В начале 1973 года Андрей Донатович обратился к правительству: «Я писатель. И независимо от того, как расцениваются мои вещи, вижу в этом единственный смысл моей жизни. За это я был судим… отсидел шесть лет в лагере и не раскаялся и, если понадобится, готов за это же идти в тюрьму и лагерь по новой. В настоящее время я не вижу возможности моего существования в России в этом качестве – писателя».
Сравните: «Я хочу только одного – быть поэтом и артистом для народа, который я люблю, для людей, чью боль и радость я, кажется, в состоянии выразить в согласии с идеями, которые организуют наше общество. А то, что я не похож на других, в этом и есть, быть может, часть проблемы, требующей внимания и участия руководства». Это – фрагмент обращения Владимира Высоцкого к министру культуры СССР П. Н. Демичеву, которое было написано примерно тогда же, 17 апреля 1973 года.

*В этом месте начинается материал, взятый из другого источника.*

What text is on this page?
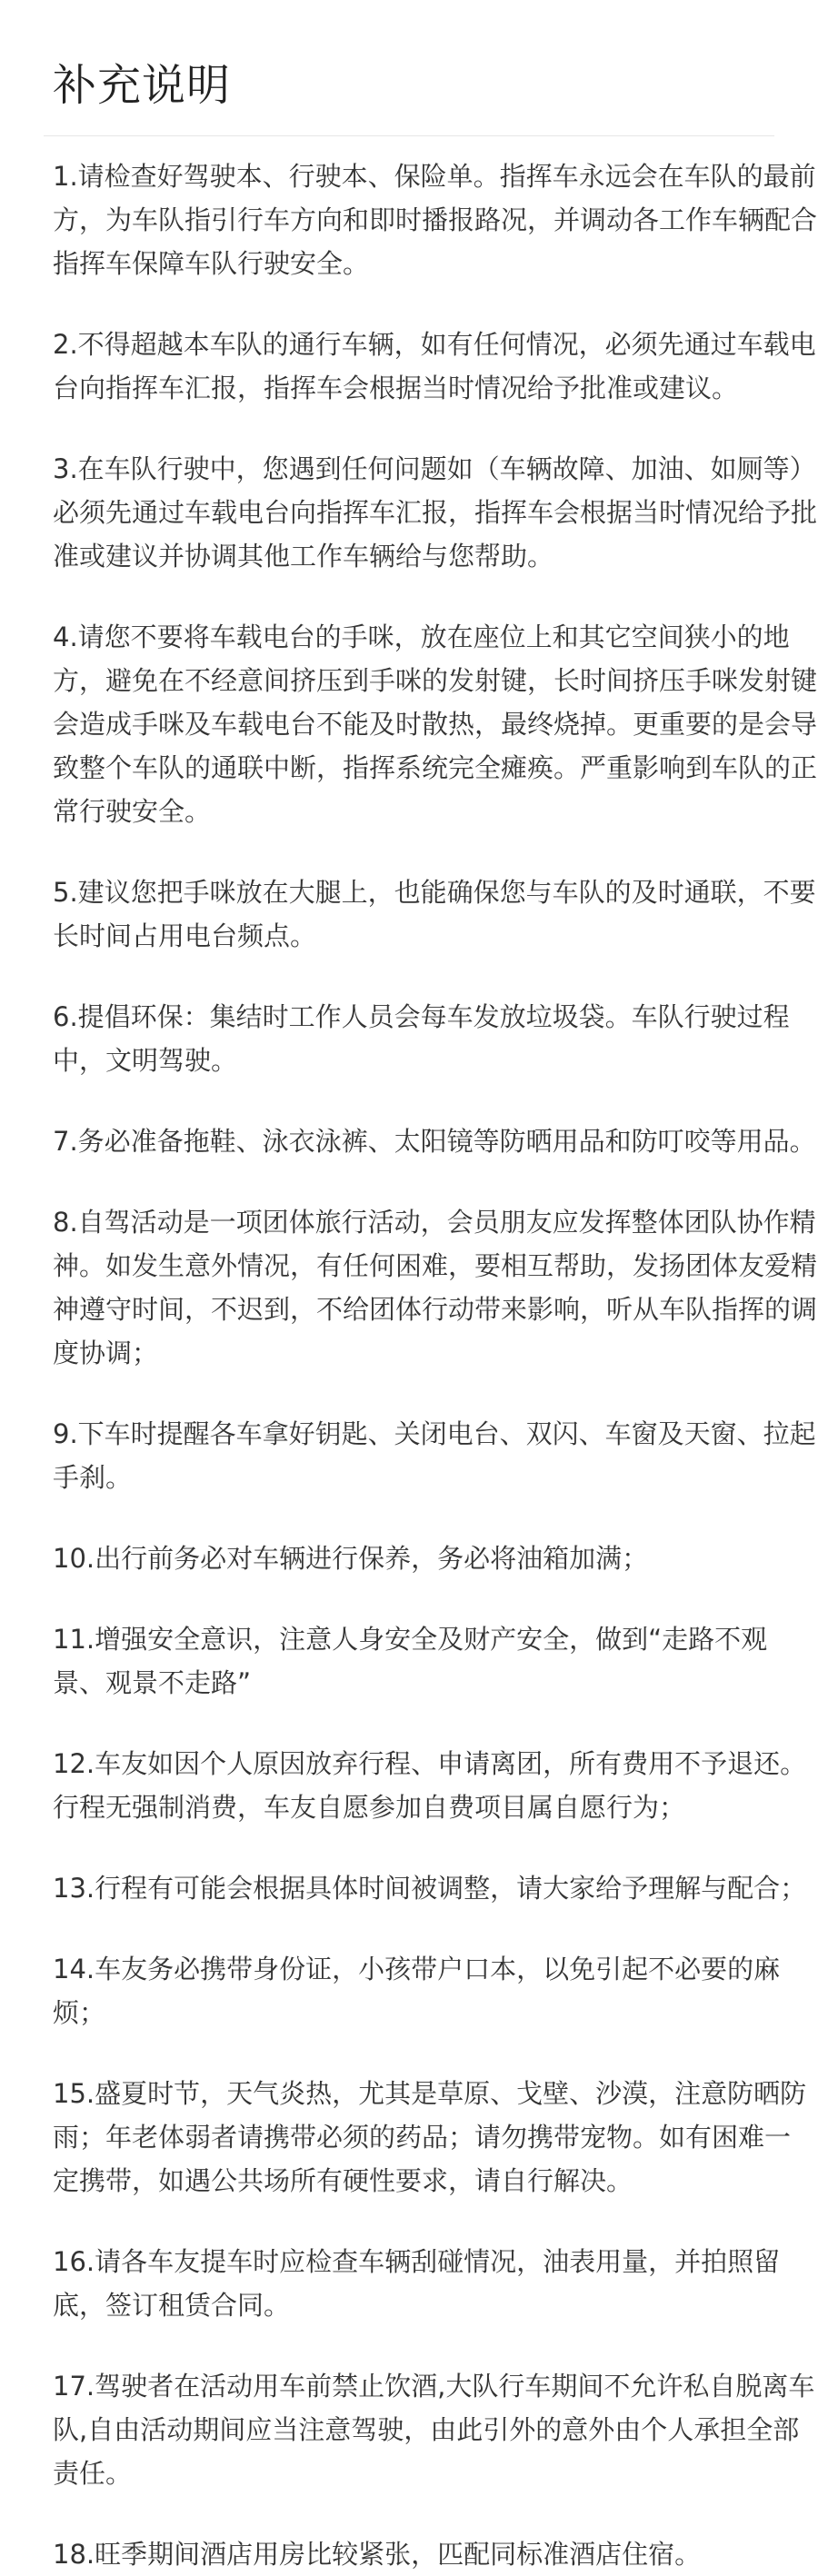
补充说明

1.请检查好驾驶本、行驶本、保险单。指挥车永远会在车队的最前
方，为车队指引行车方向和即时播报路况，并调动各工作车辆配合
指挥车保障车队行驶安全。

2.不得超越本车队的通行车辆，如有任何情况，必须先通过车载电
台向指挥车汇报，指挥车会根据当时情况给予批准或建议。

3.在车队行驶中，您遇到任何问题如（车辆故障、加油、如厕等）
必须先通过车载电台向指挥车汇报，指挥车会根据当时情况给予批
准或建议并协调其他工作车辆给与您帮助。

4.请您不要将车载电台的手咪，放在座位上和其它空间狭小的地
方，避免在不经意间挤压到手咪的发射键，长时间挤压手咪发射键
会造成手咪及车载电台不能及时散热，最终烧掉。更重要的是会导
致整个车队的通联中断，指挥系统完全瘫痪。严重影响到车队的正
常行驶安全。

5.建议您把手咪放在大腿上，也能确保您与车队的及时通联，不要
长时间占用电台频点。

6.提倡环保：集结时工作人员会每车发放垃圾袋。车队行驶过程
中，文明驾驶。

7.务必准备拖鞋、泳衣泳裤、太阳镜等防晒用品和防叮咬等用品。

8.自驾活动是一项团体旅行活动，会员朋友应发挥整体团队协作精
神。如发生意外情况，有任何困难，要相互帮助，发扬团体友爱精
神遵守时间，不迟到，不给团体行动带来影响，听从车队指挥的调
度协调；

9.下车时提醒各车拿好钥匙、关闭电台、双闪、车窗及天窗、拉起
手刹。

10.出行前务必对车辆进行保养，务必将油箱加满；

11.增强安全意识，注意人身安全及财产安全，做到“走路不观
景、观景不走路”

12.车友如因个人原因放弃行程、申请离团，所有费用不予退还。
行程无强制消费，车友自愿参加自费项目属自愿行为；

13.行程有可能会根据具体时间被调整，请大家给予理解与配合；

14.车友务必携带身份证，小孩带户口本，以免引起不必要的麻
烦；

15.盛夏时节，天气炎热，尤其是草原、戈壁、沙漠，注意防晒防
雨；年老体弱者请携带必须的药品；请勿携带宠物。如有困难一
定携带，如遇公共场所有硬性要求，请自行解决。

16.请各车友提车时应检查车辆刮碰情况，油表用量，并拍照留
底，签订租赁合同。

17.驾驶者在活动用车前禁止饮酒,大队行车期间不允许私自脱离车
队,自由活动期间应当注意驾驶，由此引外的意外由个人承担全部
责任。

18.旺季期间酒店用房比较紧张，匹配同标准酒店住宿。
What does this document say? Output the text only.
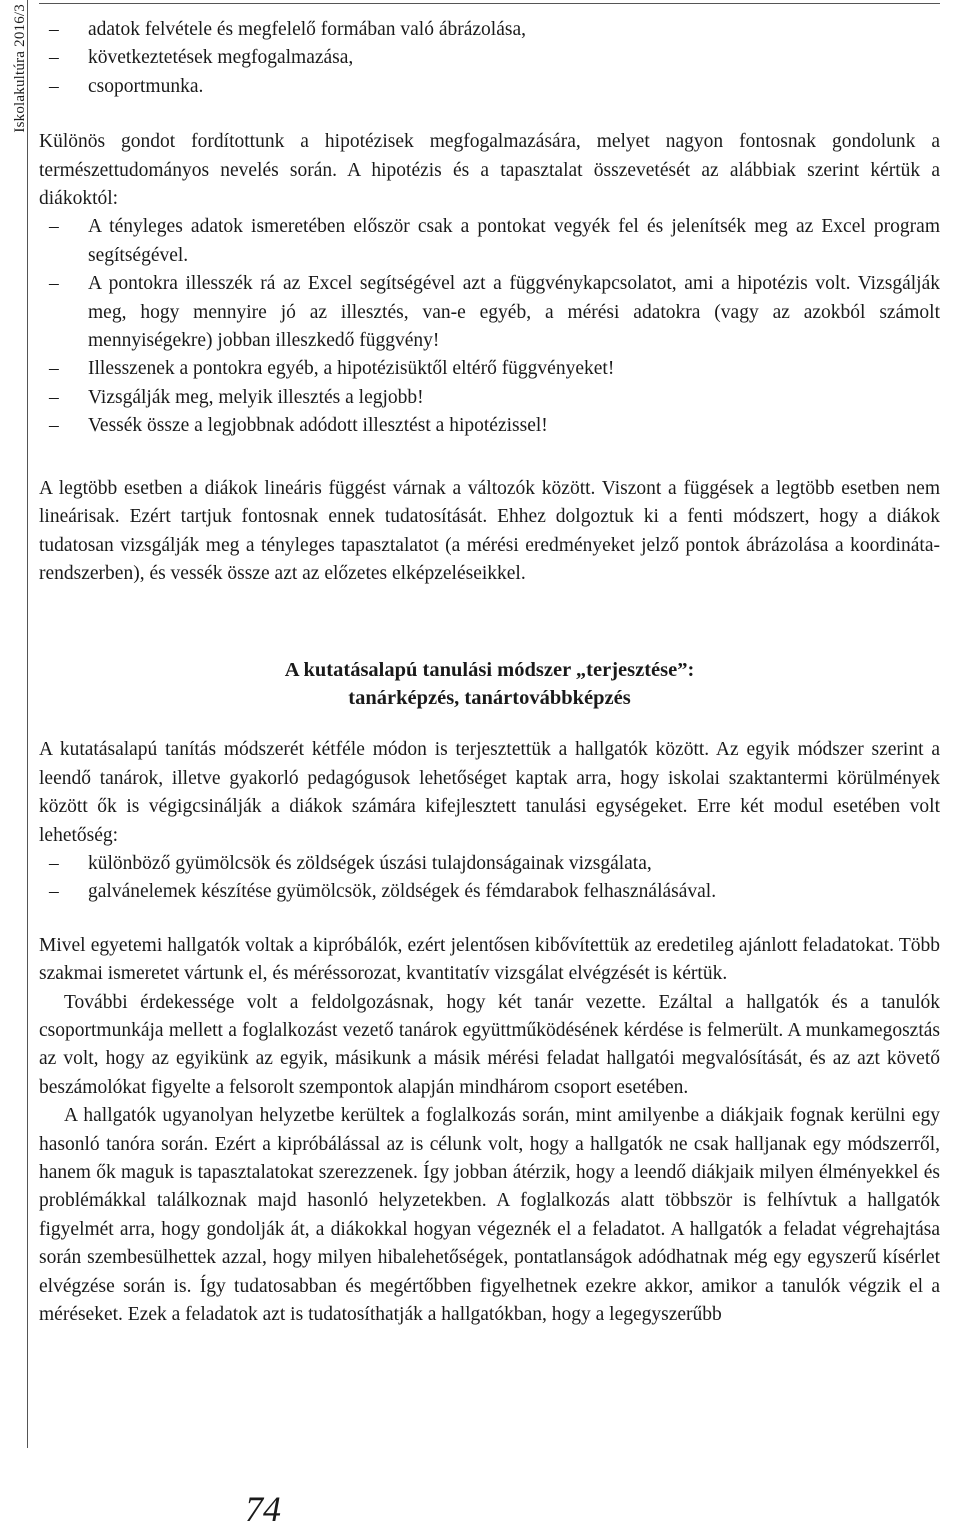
Iskolakultúra 2016/3
–	adatok felvétele és megfelelő formában való ábrázolása,
– következtetések megfogalmazása,
– csoportmunka.

Különös gondot fordítottunk a hipotézisek megfogalmazására, melyet nagyon fontosnak gondolunk a természettudományos nevelés során. A hipotézis és a tapasztalat összevetését az alábbiak szerint kértük a diákoktól:

– A tényleges adatok ismeretében először csak a pontokat vegyék fel és jelenítsék meg az Excel program segítségével.
– A pontokra illesszék rá az Excel segítségével azt a függvénykapcsolatot, ami a hipotézis volt. Vizsgálják meg, hogy mennyire jó az illesztés, van-e egyéb, a mérési adatokra (vagy az azokból számolt mennyiségekre) jobban illeszkedő függvény!
– Illesszenek a pontokra egyéb, a hipotézisüktől eltérő függvényeket!
– Vizsgálják meg, melyik illesztés a legjobb!
– Vessék össze a legjobbnak adódott illesztést a hipotézissel!

A legtöbb esetben a diákok lineáris függést várnak a változók között. Viszont a függések a legtöbb esetben nem lineárisak. Ezért tartjuk fontosnak ennek tudatosítását. Ehhez dolgoztuk ki a fenti módszert, hogy a diákok tudatosan vizsgálják meg a tényleges tapasztalatot (a mérési eredményeket jelző pontok ábrázolása a koordináta-rendszerben), és vessék össze azt az előzetes elképzeléseikkel.

A kutatásalapú tanulási módszer „terjesztése”:
tanárképzés, tanártovábbképzés

A kutatásalapú tanítás módszerét kétféle módon is terjesztettük a hallgatók között. Az egyik módszer szerint a leendő tanárok, illetve gyakorló pedagógusok lehetőséget kaptak arra, hogy iskolai szaktantermi körülmények között ők is végigcsinálják a diákok számára kifejlesztett tanulási egységeket. Erre két modul esetében volt lehetőség:

– különböző gyümölcsök és zöldségek úszási tulajdonságainak vizsgálata,
– galvánelemek készítése gyümölcsök, zöldségek és fémdarabok felhasználásával.

Mivel egyetemi hallgatók voltak a kipróbálók, ezért jelentősen kibővítettük az eredetileg ajánlott feladatokat. Több szakmai ismeretet vártunk el, és méréssorozat, kvantitatív vizsgálat elvégzését is kértük.

További érdekessége volt a feldolgozásnak, hogy két tanár vezette. Ezáltal a hallgatók és a tanulók csoportmunkája mellett a foglalkozást vezető tanárok együttműködésének kérdése is felmerült. A munkamegosztás az volt, hogy az egyikünk az egyik, másikunk a másik mérési feladat hallgatói megvalósítását, és az azt követő beszámolókat figyelte a felsorolt szempontok alapján mindhárom csoport esetében.

A hallgatók ugyanolyan helyzetbe kerültek a foglalkozás során, mint amilyenbe a diákjaik fognak kerülni egy hasonló tanóra során. Ezért a kipróbálással az is célunk volt, hogy a hallgatók ne csak halljanak egy módszerről, hanem ők maguk is tapasztalatokat szerezzenek. Így jobban átérzik, hogy a leendő diákjaik milyen élményekkel és problémákkal találkoznak majd hasonló helyzetekben. A foglalkozás alatt többször is felhívtuk a hallgatók figyelmét arra, hogy gondolják át, a diákokkal hogyan végeznék el a feladatot. A hallgatók a feladat végrehajtása során szembesülhettek azzal, hogy milyen hibalehetőségek, pontatlanságok adódhatnak még egy egyszerű kísérlet elvégzése során is. Így tudatosabban és megértőbben figyelhetnek ezekre akkor, amikor a tanulók végzik el a méréseket. Ezek a feladatok azt is tudatosíthatják a hallgatókban, hogy a legegyszerűbb

74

В переговорах с Лубянкой Андрей Донатович с Марией придерживались умиротворяющей линии: в политике этим сиамским близнецам – Синявскому и Терцу – делать нечего, они писатели, их расхождения с Советской властью сугубо стилистические (и пусть мало кто понимает, что это означает самые глубокие из возможных расхождений, – тем лучше для замысла), значит, властям не выгодно держать их на привязи, на коротком поводке. Синявский никакой не диссидент. Его надо спасать как художника.
Маша убеждала: отпустите, ради бога, и я увезу его, совершенно аполитичного человека, немножко не от мира сего, далеко-далеко, за границу, где он будет совершенно неопасен Советской власти.
Фантасмагория? Да. Но ведь всё удалось! Не поверили, но отпустили. 10 августа 1973 года Синявский со своими домочадцами, всей утварью (иконами, складнями, заветными прялками и прочими деревянными поделками), а главное – с рукописями (как только позволили?) очутился на Северном вокзале в Париже.
Франция, лидеры эмигрантских кругов приняли долгожданных гостей с почтением, окружили вниманием и уютом. Парижан живо интересовали ужасы советской действительности, они с удовольствием демонстрировали свое гостеприимство, успехи демократии и прелести западных стандартов жизни. Бывшие студенты МГУ, ученики Андрея Донатовича Мишель О'Кутюрье, Луи Мартинес и Клод Фрийо пригласили его занять профессорскую должность на кафедре славистики в Сорбонне. На лекции Синявского набивались такие аудитории, как будто бы там с сольным концертом выступал всемирно известный поп-идол. В день он давал по две пресс-конференции, умилялась счастливая Мария Васильевна.
Встрепенулась диаспора и в соседних странах. Вскоре Синявского пригласили в Женеву прочитать лекцию. Он долго выбирал тему: «Ну, это слишком просто. Другое не очень интересно». Наконец, решив преподнести что-нибудь изысканное, выбрал Велемира Хлебникова.